Langevin model of low-energy fission

Background: Since the earliest days of fission, stochastic models have been used to describe and model the process. For a quarter century, numerical solutions of Langevin equations have been used to model fission of highly excited nuclei, where microscopic potential-energy effects have been neglected. Purpose: In this paper I present a Langevin model for the fission of nuclei with low to medium excitation energies, for which microscopic effects in the potential energy cannot be ignored. Method: I solve Langevin equations in a five-dimensional space of nuclear deformations. The macroscopic-microscopic potential energy from a global nuclear structure model well benchmarked to nuclear masses is tabulated on a mesh of approximately 107 points in this deformation space. The potential is defined continuously inside the mesh boundaries by use of a moving five-dimensional cubic spline approximation. Because of reflection symmetry, the effective mesh is nearly twice this size. For the inertia, I use a (possibly scaled) approximation to the inertia tensor defined by irrotational flow. A phenomenological dissipation tensor related to one-body dissipation is used. A normal-mode analysis of the dynamical system at the saddle point and the assumption of quasiequilibrium provide distributions of initial conditions appropriate to low excitation energies, and are extended to model spontaneous fission.

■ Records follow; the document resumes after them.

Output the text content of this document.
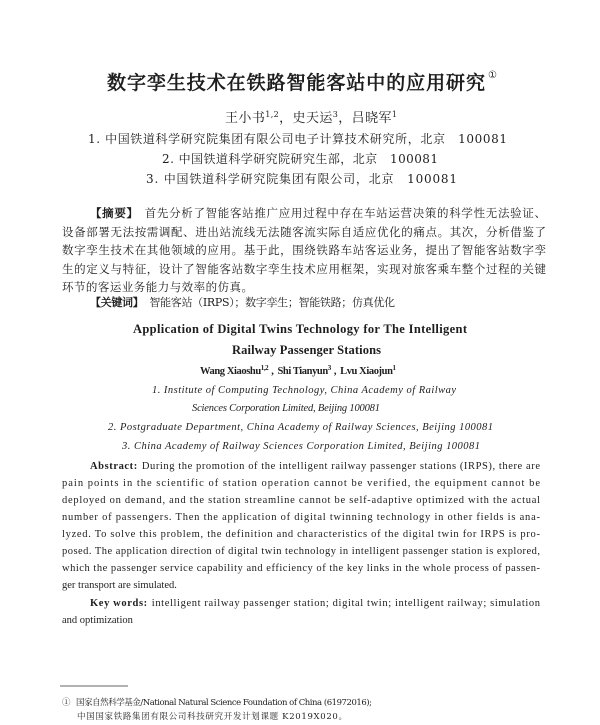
数字孪生技术在铁路智能客站中的应用研究 ①
王小书$^{1,2}$，史天运$^3$，吕晓军$^1$
1. 中国铁道科学研究院集团有限公司电子计算技术研究所，北京　100081
2. 中国铁道科学研究院研究生部，北京　100081
3. 中国铁道科学研究院集团有限公司，北京　100081
【摘要】 首先分析了智能客站推广应用过程中存在车站运营决策的科学性无法验证、
设备部署无法按需调配、进出站流线无法随客流实际自适应优化的痛点。其次，分析借鉴了
数字孪生技术在其他领域的应用。基于此，围绕铁路车站客运业务，提出了智能客站数字孪
生的定义与特征，设计了智能客站数字孪生技术应用框架，实现对旅客乘车整个过程的关键
环节的客运业务能力与效率的仿真。
【关键词】 智能客站（IRPS）；数字孪生；智能铁路；仿真优化
Application of Digital Twins Technology for The Intelligent
Railway Passenger Stations
Wang Xiaoshu$^{1,2}$ , Shi Tianyun$^3$ , Lvu Xiaojun$^1$
1. Institute of Computing Technology, China Academy of Railway
Sciences Corporation Limited, Beijing 100081
2. Postgraduate Department, China Academy of Railway Sciences, Beijing 100081
3. China Academy of Railway Sciences Corporation Limited, Beijing 100081
Abstract: During the promotion of the intelligent railway passenger stations (IRPS), there are
pain points in the scientific of station operation cannot be verified, the equipment cannot be
deployed on demand, and the station streamline cannot be self-adaptive optimized with the actual
number of passengers. Then the application of digital twinning technology in other fields is ana-
lyzed. To solve this problem, the definition and characteristics of the digital twin for IRPS is pro-
posed. The application direction of digital twin technology in intelligent passenger station is explored,
which the passenger service capability and efficiency of the key links in the whole process of passen-
ger transport are simulated.
Key words: intelligent railway passenger station; digital twin; intelligent railway; simulation
and optimization
① 国家自然科学基金/National Natural Science Foundation of China (61972016);
中国国家铁路集团有限公司科技研究开发计划课题 K2019X020。
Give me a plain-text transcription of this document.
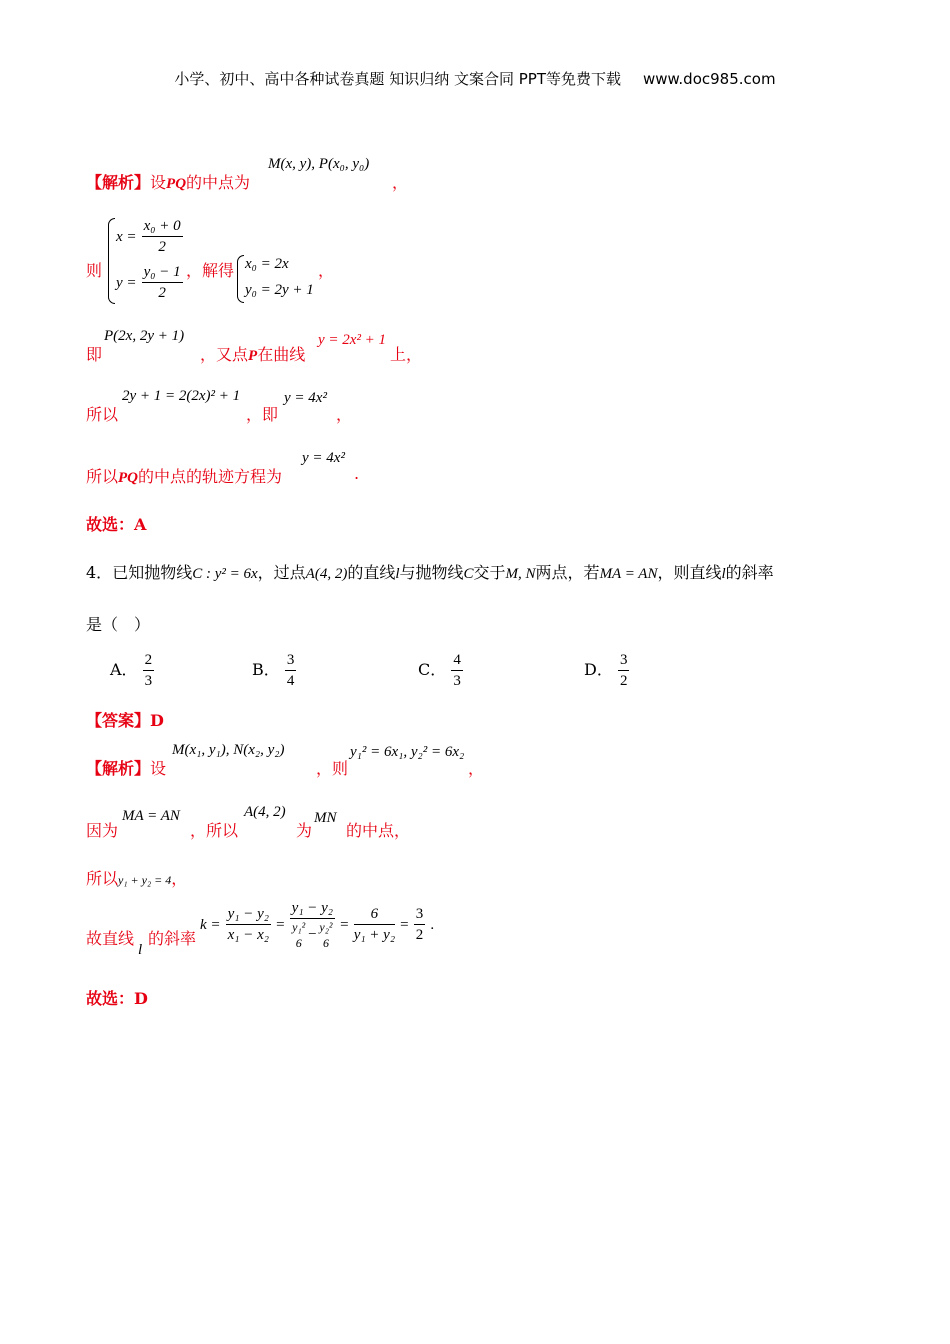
小学、初中、高中各种试卷真题 知识归纳 文案合同 PPT等免费下载 www.doc985.com
【解析】设PQ的中点为
M(x, y), P(x₀, y₀)
，
则
$x = \frac{\text{x₀ + 0}}{2}$
$y = \frac{\text{y₀ − 1}}{2}$ ，解得 x₀ = 2x
y₀ = 2y + 1
，
即
P(2x, 2y + 1)
，又点P在曲线
y = 2x² + 1
上，
所以
2y + 1 = 2(2x)² + 1
，即
y = 4x²
，
所以PQ的中点的轨迹方程为
y = 4x²
.
故选：A
4．已知抛物线C : y² = 6x，过点A(4, 2)的直线l与抛物线C交于M, N两点，若MA = AN，则直线l的斜率
是（　）
A． $\frac{2}{3}$	B． $\frac{3}{4}$	C． $\frac{4}{3}$	D． $\frac{3}{2}$
【答案】D
【解析】设
M(x₁, y₁), N(x₂, y₂)
，则
y₁² = 6x₁, y₂² = 6x₂
，
因为
MA = AN
，所以
A(4, 2)
为
MN
的中点，
所以y₁ + y₂ = 4，
故直线
l
的斜率
$k = \frac{\text{y₁ − y₂}}{\text{x₁ − x₂}} = y_1 - y_2$
y₁²
6
− y₂²
$6 = \frac{6}{\text{y₁ + y₂}} = \frac{3}{2}$ .
故选：D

A dynamical model of postscission fragment motion including dynamical deformations and separation allows the calculation of finalmass and kinetic-energy distributions, along with other interesting quantities. Results: The model makes quantitative predictions for fragment mass and kinetic-energy yields, some of which are very close to measured ones. Varying the energy of the incident neutron for induced fission allows the prediction of energy dependencies of fragment yields and average kinetic energies. With a simple approximation for spontaneous fission starting conditions, quantitative predictions are made for some observables which are close to measurements. Conclusions: This model is able to reproduce several mass and energy yield observables with a small number of physical parameters, some of which do not need to be varied after benchmarking to U-235(n, f) to predict results for other fissioning isotopes.